Il cielo si apre verso il Pal Piccolo, montarozzo con le trincee italiane e austriache vicine fino a dieci metri; il labirinto dei camminamenti ben restaurati svela un’intimità “da pianerottolo” perfettamente leggibile. Ancora oggi senti la voce e persino l’odore dell’Altro.
Lascio il Generale sulla lapide di Ruggero Timeus, irredentista triestino morto su queste rocce smerigliate da soda caustica, e vado da solo in un fischiar di marmotte, sotto grandi manovre di nubi, lungo creste bucherellate da feritoie come asole di una camicia.
Una scaletta di ferro scende alle retrovie austriache.
“Grüss Gott”. Un solitario è sbucato dall’altra parte. “Unglaublich”, rispondo. Pazzesco ciò che abbiamo sotto gli occhi.
E lui: “Wir haben nicht davon gelernt”. Non abbiamo imparato niente.
Solo due parole, per non disturbare la macchina del tempo, e già l’altro scompare nelle nubi, fra mughi e rododendri, sull’orlo di voragini piene di neve sporca. Appena fuori dai reticolati la natura si è mangiata ogni memoria. Fibrillazione di ranuncoli nel vento, rocce muschiate stile Excalibur. A Nord, i pilastri innevati dei Tauri.
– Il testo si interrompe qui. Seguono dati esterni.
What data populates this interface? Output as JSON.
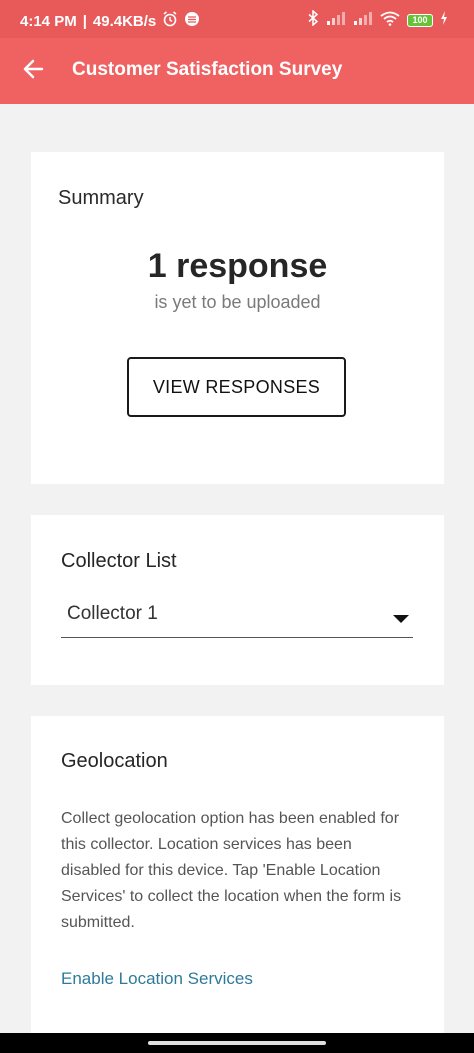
{
  "status_bar": {
    "time": "4:14 PM",
    "separator": "|",
    "network_speed": "49.4KB/s",
    "battery_level": "100",
    "icons": [
      "alarm-icon",
      "app-notification-icon",
      "bluetooth-icon",
      "signal-icon",
      "signal-icon",
      "wifi-icon",
      "battery-icon",
      "charging-icon"
    ]
  },
  "app_bar": {
    "title": "Customer Satisfaction Survey",
    "back_icon": "arrow-left-icon",
    "color": "#f06262"
  },
  "summary": {
    "title": "Summary",
    "response_count": "1 response",
    "response_subtext": "is yet to be uploaded",
    "view_button_label": "VIEW RESPONSES"
  },
  "collector": {
    "title": "Collector List",
    "selected": "Collector 1"
  },
  "geolocation": {
    "title": "Geolocation",
    "description": "Collect geolocation option has been enabled for this collector. Location services has been disabled for this device. Tap 'Enable Location Services' to collect the location when the form is submitted.",
    "link_label": "Enable Location Services",
    "link_color": "#2f7a9a"
  }
}
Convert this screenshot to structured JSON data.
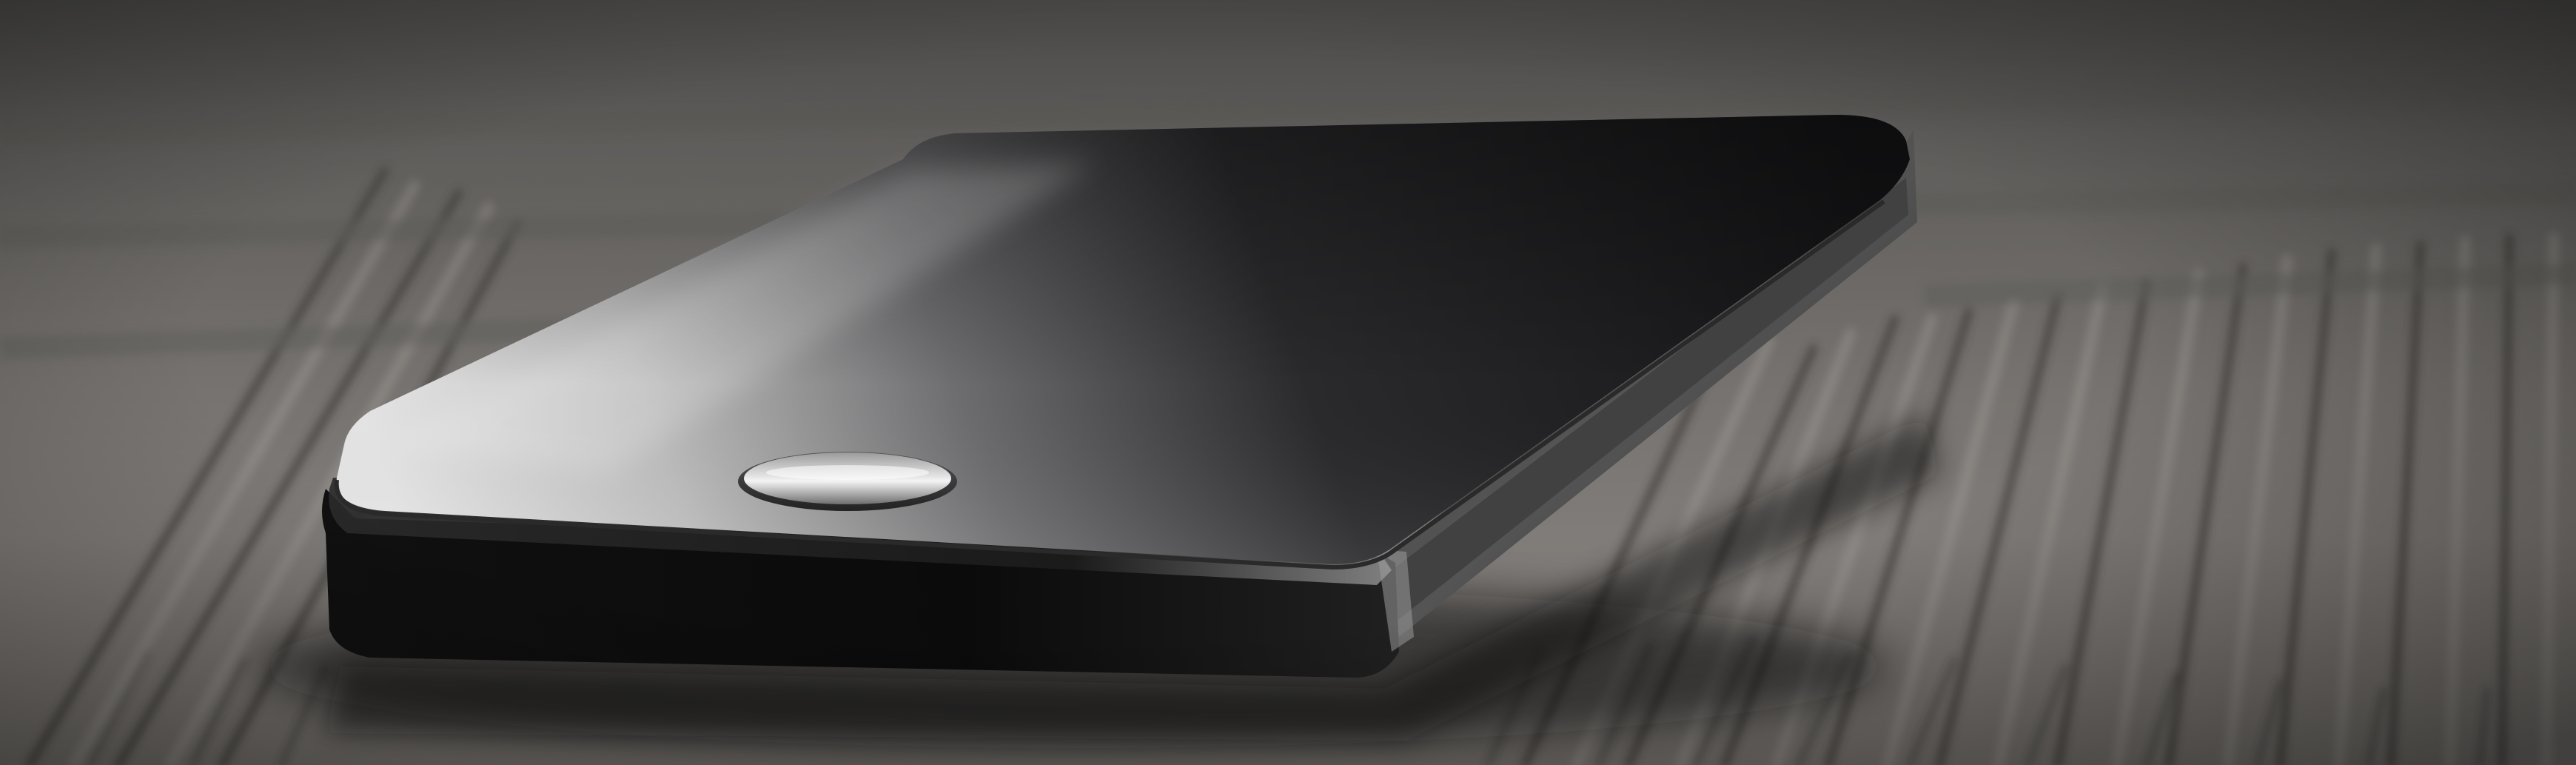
{
  "scene": {
    "subject": "smartphone",
    "surface": "wood",
    "palette": {
      "wood_light": "#8e8b88",
      "wood_mid": "#6b6865",
      "wood_dark": "#3a3836",
      "phone_body": "#151515",
      "screen_reflection": "#d9d9d9",
      "home_button": "#c8c8c8",
      "metal_edge": "#5a5a5a"
    }
  }
}
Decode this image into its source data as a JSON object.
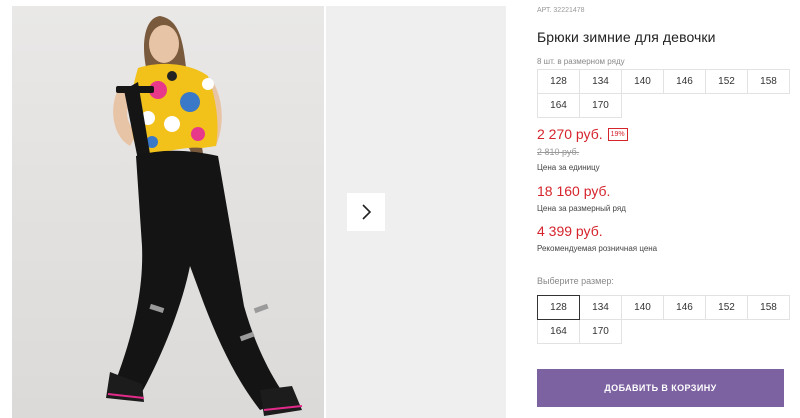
{
  "product": {
    "article": "АРТ. 32221478",
    "title": "Брюки зимние для девочки",
    "size_note": "8 шт. в размерном ряду",
    "sizes_row": [
      "128",
      "134",
      "140",
      "146",
      "152",
      "158",
      "164",
      "170"
    ],
    "price": "2 270 руб.",
    "discount": "19%",
    "old_price": "2 810 руб.",
    "unit_price_label": "Цена за единицу",
    "series_price": "18 160 руб.",
    "series_price_label": "Цена за размерный ряд",
    "retail_price": "4 399 руб.",
    "retail_price_label": "Рекомендуемая розничная цена",
    "choose_size_label": "Выберите размер:",
    "selected_size": "128",
    "add_to_cart": "ДОБАВИТЬ В КОРЗИНУ"
  },
  "colors": {
    "accent_purple": "#7c62a0",
    "price_red": "#d5242c"
  },
  "icons": {
    "next": "chevron-right-icon"
  }
}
La sera giù a Timau, Lindo Unfer, ottant’anni e profilo da aqui-lotto, memoria vivente di queste montagne, narra di piccole paci separate decise fra nemici su quelle cime, fuori dal controllo dei generali.
“I cecchini non davano pace ai nostri. Un morto al giorno, senza che ci fosse scontro. Questo finché un giorno un capitano, esasperato, uscì con un fiasco di vino in mano e gridò che era ora di finirla. Gli altri rimasero sbigottiti e nessuno sparò. Un maresciallo austriaco andò incontro al capitano con un sigaro. Poi tutti abbandonarono le linee per abbracciarsi, e per giorni sul monte regnò una prudente coesistenza”.
Miracoli, ma anche memorie negre. Come quella dei ragazzi fucilati a Cercivento. S’era ordinato un attacco impossibile a una cima austriaca, e metà degli italiani erano rimasti uccisi. Quando i superstiti si rifiutarono di attaccare di nuovo senza una migliore copertura dell’artiglieria, qualcuno gridò alla diserzione e in un processo sommario — le carte compromettenti scompariranno — vennero inflitte quattro sentenze capitali. “Quella fucilazione impressionò molto le nostre valli”, racconta Unfer. “Per anni più nessuno ha voluto falciare quel prato”.